India’s Manufacturing PMI Falls To Lowest In Three Months In November
Auto parts used in the assembly of motorcycles sit in containers on the production line at a manufacturing facility in Chennai, India. (Photographer: Dhiraj Singh/Bloomberg)  

India’s Manufacturing PMI Falls To Lowest In Three Months In November

A gauge of activity across India’s manufacturing sector fell to its lowest in three months, reflecting the slower increase in sales and production. But it remained well in the expansion zone.

The IHS Markit India Manufacturing Purchasing Managers’ Index eased to 56.3 in November from 58.9 in October—a decadal high. A reading over 50 indicates economic expansion.

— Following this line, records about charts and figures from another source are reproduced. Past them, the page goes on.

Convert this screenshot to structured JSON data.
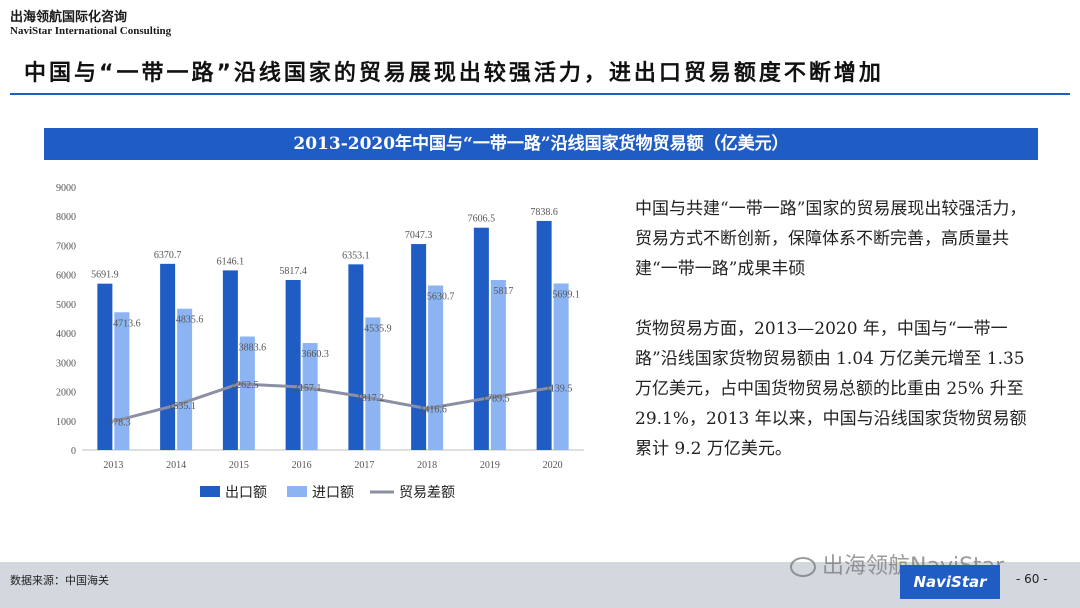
{
  "brand": {
    "cn": "出海领航国际化咨询",
    "en": "NaviStar International Consulting"
  },
  "title": "中国与“一带一路”沿线国家的贸易展现出较强活力，进出口贸易额度不断增加",
  "chart_header": "2013-2020年中国与“一带一路”沿线国家货物贸易额（亿美元）",
  "paragraphs": [
    "中国与共建“一带一路”国家的贸易展现出较强活力，贸易方式不断创新，保障体系不断完善，高质量共建“一带一路”成果丰硕",
    "货物贸易方面，2013—2020 年，中国与“一带一路”沿线国家货物贸易额由 1.04 万亿美元增至 1.35 万亿美元，占中国货物贸易总额的比重由 25% 升至 29.1%，2013 年以来，中国与沿线国家货物贸易额累计 9.2 万亿美元。"
  ],
  "footer": {
    "source": "数据来源：中国海关",
    "watermark": "出海领航NaviStar",
    "logo": "NaviStar",
    "page": "- 60 -"
  },
  "colors": {
    "accent": "#1f5cc4",
    "export": "#1f5cc4",
    "import": "#8db4f2",
    "balance": "#8a8fa3"
  },
  "chart_data": {
    "type": "bar",
    "categories": [
      "2013",
      "2014",
      "2015",
      "2016",
      "2017",
      "2018",
      "2019",
      "2020"
    ],
    "series": [
      {
        "name": "出口额",
        "type": "bar",
        "values": [
          5691.9,
          6370.7,
          6146.1,
          5817.4,
          6353.1,
          7047.3,
          7606.5,
          7838.6
        ]
      },
      {
        "name": "进口额",
        "type": "bar",
        "values": [
          4713.6,
          4835.6,
          3883.6,
          3660.3,
          4535.9,
          5630.7,
          5817,
          5699.1
        ]
      },
      {
        "name": "贸易差额",
        "type": "line",
        "values": [
          978.3,
          1535.1,
          2262.5,
          2157.1,
          1817.2,
          1416.6,
          1789.5,
          2139.5
        ]
      }
    ],
    "yticks": [
      "0",
      "1000",
      "2000",
      "3000",
      "4000",
      "5000",
      "6000",
      "7000",
      "8000",
      "9000"
    ],
    "ylim": [
      0,
      9000
    ],
    "grid": false,
    "legend": "bottom"
  }
}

Although softening of rates of expansion seen in the latest month does not represent a major setback, since these are down from over decade highs in October, a spike in Covid-19 cases and the possibility of associated restrictions could undermine the recovery.
Pollyanna De Lima, Economics Associate Director, IHS Markit

Aggregate new orders rose at the slowest pace in three months, according to a media statement by IHS Markit. The upturn, however, was sharp and stronger than that seen for eight years prior to September.

The easing of Covid-19 restrictions, combined with an improvement in market conditions and a pick-up in demand, supported an increase in production. Although the slowest for three months, the rate of expansion in output was sharp and outpaced its long-run average, the release said. Amid reports of strong demand and greater output requirements, Indian manufacturers bought additional inputs even as the quantity of purchases rose at the slowest pace in three months.

November data highlighted a quicker increase in input costs facing Indian manufacturers, with the overall rate of inflation the strongest in two years. As a result, companies adjusted their fees upwards, with the rate of charge inflation picking up to a nine-month high.

Though lower than in October, new export orders continued to show a marked increase in November, with survey participants reporting strong demand for their goods from key export markets.

Employment, on the other hand, continued to fall as companies observed social distancing guidelines. “The rate of job shedding was solid and little-changed from October,” the release said. Subsequently, firms noted another increase in outstanding business during November, it said.

Business optimism faded slightly in November. But output growth is still predicted for the year ahead, even amid concerns about public policies, rupee depreciation and the Covid-19 pandemic.